A mio avviso in quella occasione Emma ha pagato la scelta degli organizzatori di farla scendere in campo di sera, in orario il più possibile di prime time, a dispetto di ogni logica sportiva, anche considerando che a Wimbledon non è previsto il giorno di riposo tra ottavi e quarti di finale. Ecco cosa avevo scritto allora. Programmate per ultime “Raducanu e Tomljanovic hanno passato la giornata sempre più “in cottura”, nell’attesa che si concludesse non solo il match di Barty (avversaria del giorno dopo) ma anche quello tra Auger-Aliassime e Zverev. Match che è andato al quinto set, finendo per superare le quattro ore totali.
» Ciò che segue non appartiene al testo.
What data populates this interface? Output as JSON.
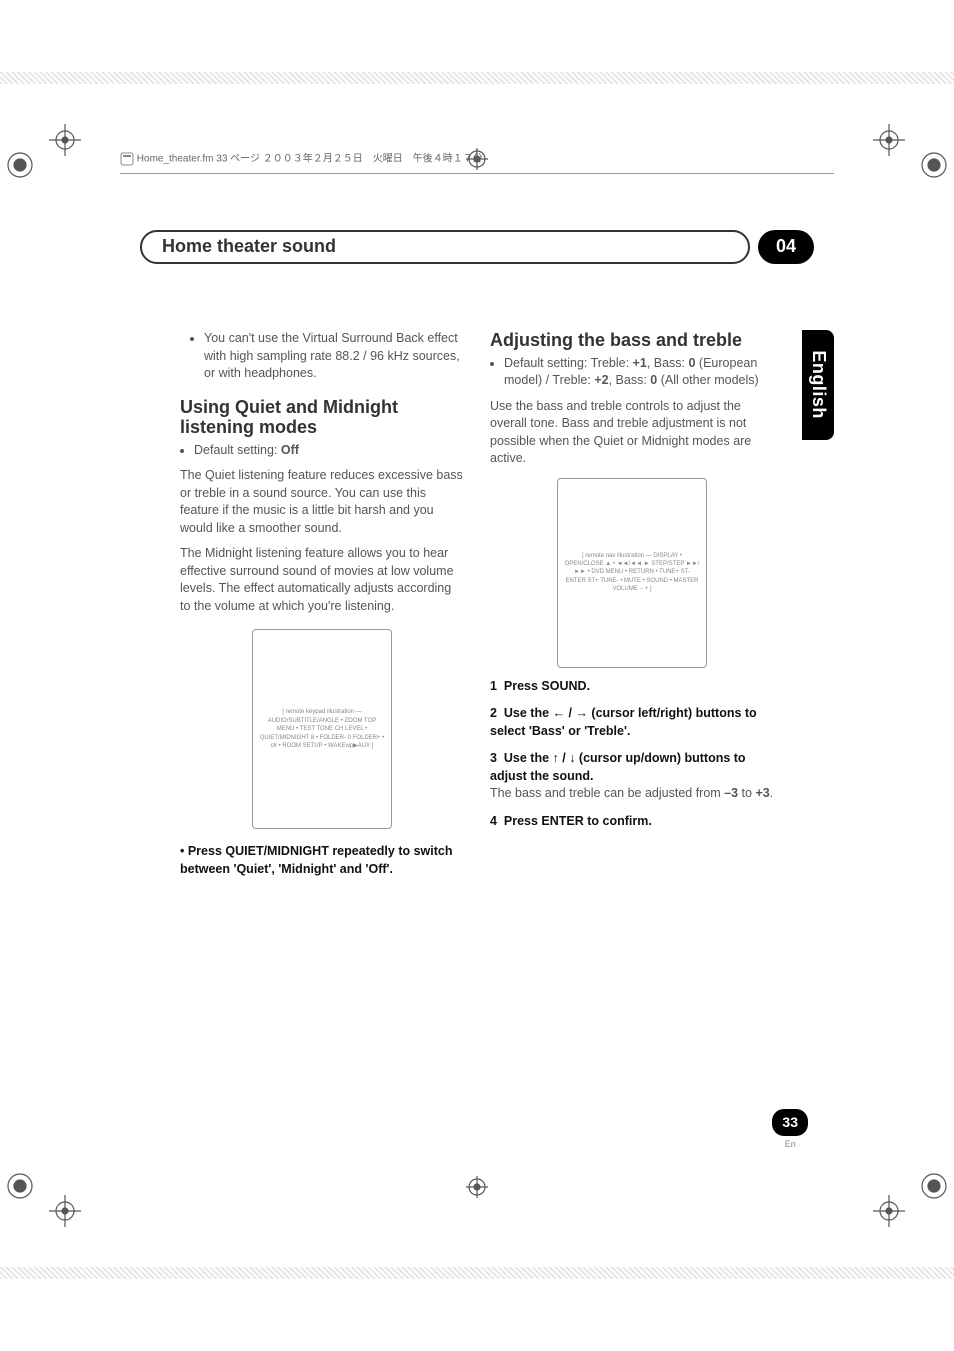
{
  "header": {
    "line": "Home_theater.fm 33 ページ ２００３年２月２５日　火曜日　午後４時１７分"
  },
  "title": {
    "text": "Home theater sound",
    "number": "04"
  },
  "side_tab": "English",
  "page": {
    "number": "33",
    "lang": "En"
  },
  "left": {
    "note_bullets": [
      "You can't use the Virtual Surround Back effect with high sampling rate 88.2 / 96 kHz sources, or with headphones."
    ],
    "h2": "Using Quiet and Midnight listening modes",
    "default_label": "Default setting: ",
    "default_value": "Off",
    "p1": "The Quiet listening feature reduces excessive bass or treble in a sound source. You can use this feature if the music is a little bit harsh and you would like a smoother sound.",
    "p2": "The Midnight listening feature allows you to hear effective surround sound of movies at low volume levels. The effect automatically adjusts according to the volume at which you're listening.",
    "remote_placeholder": "[ remote keypad illustration — AUDIO/SUBTITLE/ANGLE • ZOOM TOP MENU • TEST TONE CH LEVEL • QUIET/MIDNIGHT 8 • FOLDER- 0 FOLDER+ • clr • ROOM SETUP • WAKEwp▶AUX ]",
    "step_bullet_label": "•   Press QUIET/MIDNIGHT repeatedly to switch between 'Quiet', 'Midnight' and 'Off'."
  },
  "right": {
    "h2": "Adjusting the bass and treble",
    "default_label": "Default setting: Treble: ",
    "default_values": {
      "t1": "+1",
      "bass_lbl": ",  Bass: ",
      "b1": "0",
      "eu": " (European model) / Treble: ",
      "t2": "+2",
      "bass_lbl2": ", Bass: ",
      "b2": "0",
      "tail": " (All other models)"
    },
    "intro": "Use the bass and treble controls to adjust the overall tone. Bass and treble adjustment is not possible when the Quiet or Midnight modes are active.",
    "remote_placeholder": "[ remote nav illustration — DISPLAY • OPEN/CLOSE ▲ • ◄◄/◄◄ ► STEP/STEP ►►/►► • DVD MENU • RETURN • TUNE+ ST- ENTER ST+ TUNE- • MUTE • SOUND • MASTER VOLUME − + ]",
    "steps": [
      {
        "n": "1",
        "bold": "Press SOUND."
      },
      {
        "n": "2",
        "bold": "Use the ← / → (cursor left/right) buttons to select 'Bass' or 'Treble'."
      },
      {
        "n": "3",
        "bold": "Use the ↑ / ↓ (cursor up/down) buttons to adjust the sound.",
        "sub_a": "The bass and treble can be adjusted from ",
        "sub_b": "–3",
        "sub_c": " to ",
        "sub_d": "+3",
        "sub_e": "."
      },
      {
        "n": "4",
        "bold": "Press ENTER to confirm."
      }
    ]
  }
}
Risultato: quando Ajla ed Emma sono scese in campo, erano ormai le otto di sera (ora locale), e la più giovane ha pagato lo stress con una crisi che l’ha portata al ritiro”.

Da una esperienza dolce-amara come quella di Wimbledon, Emma dichiara di avere tratto una lezione importante in vista del futuro: migliorare la preparazione fisica per essere pronta ad affrontare le diverse difficoltà che si possono presentare nella carriera di una tennista che aspira a sfondare a livello professionistico.

Nel frattempo i punti conquistati a Wimbledon permettono a Raducanu di salire nel ranking di circa 150 posti; abbandona la posizione 338 per salire attorno alla 180, che le permette di misurarsi in tornei di livello superiore. Programma così per il resto dell’estate una serie di impegni a livello ITF per poi concludere la trasferta americana con le qualificazioni dello US Open. Ad accompagnarla come coach c’è Andrew Richardson, che l’aveva già seguita per un paio di stagioni da giovanissima, quando aveva undici – dodici anni.

Negli USA gioca 11 partite, ne vince 8, e nell’ultimo impegno prima di Flushing Meadows raggiunge la finale a Chicago, dove è sconfitta da Clara Tauson (6-1, 2-6, 6-4). Tauson è per Emma una vecchia conoscenza. Danese, anche lei del 2002, numero 1 del mondo junior, l’ha sconfitta tre volte su tre a livello giovanile.

Anche se battuta in finale, i risultati di agosto consentono a Raducanu di raggiungere la posizione 150 alla vigilia delle qualificazioni dello US Open. Un progresso rimarchevole, che però sbiadisce al confronto della situazione odierna: dopo l’exploit di Flushing Meadows, Raducanu è infatti diventata numero 23 del ranking e numero 14 della Race.